Newcomer Angelle sang a sweet version of her new single, “I
Will Love You.” The striking ballad was first recorded by pop
artist Fisher, whose version was recently featured in an episode
of TV show Ally McBeal.

Also bringing a spiritual tone to the night was Southern Gospel
trio The Martins, whose a cappella performance brought
raucous applause from the crowd. Keeping the energetic vibe
going, McCoy brought up the house lights and willed the crowd
to its collective feet. He ran through hits “Wink” and “The Shake”
but also debuted a more reserved song, “What Would Love Say,” from his new album, 24-7-365.

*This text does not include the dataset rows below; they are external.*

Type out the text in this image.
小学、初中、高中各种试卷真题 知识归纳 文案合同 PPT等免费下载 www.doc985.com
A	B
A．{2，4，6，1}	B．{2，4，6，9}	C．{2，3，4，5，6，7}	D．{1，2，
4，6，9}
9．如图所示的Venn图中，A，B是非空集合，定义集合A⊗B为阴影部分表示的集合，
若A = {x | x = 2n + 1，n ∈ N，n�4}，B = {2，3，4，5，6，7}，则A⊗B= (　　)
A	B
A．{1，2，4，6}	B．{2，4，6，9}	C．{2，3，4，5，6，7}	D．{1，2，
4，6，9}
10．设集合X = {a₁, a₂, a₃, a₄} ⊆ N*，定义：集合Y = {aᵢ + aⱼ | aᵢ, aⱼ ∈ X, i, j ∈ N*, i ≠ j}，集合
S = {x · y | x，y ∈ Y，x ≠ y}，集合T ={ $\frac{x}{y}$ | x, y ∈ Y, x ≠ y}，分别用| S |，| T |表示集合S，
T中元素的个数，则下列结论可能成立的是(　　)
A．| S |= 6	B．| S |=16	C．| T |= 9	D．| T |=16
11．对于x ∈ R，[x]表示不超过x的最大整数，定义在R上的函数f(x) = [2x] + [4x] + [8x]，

In addition to the music, fans were able to bid on five tables full of celebrity merchandise, including an
autographed Tennessee Titans football, a full-sized Faith Hill cutout and autographed guitars, tour
jackets and CDs. Diffie even donated three bottles of wine from his own Winding Road Winery in
Brentwood, Tenn. Instead of merlot, cabernet or chardonnay, the vintages were pumpkin and
persimmon. An estimate on money raised was forthcoming at press time.

“I thought anything we’d raise would be really neat,” Diffie said. “We’ve had so many great artists and
sponsors and people buying tickets, it’s amazing. I never thought that I could raise that much money in
that amount of time. As long as we can, we’ll keep doing it.”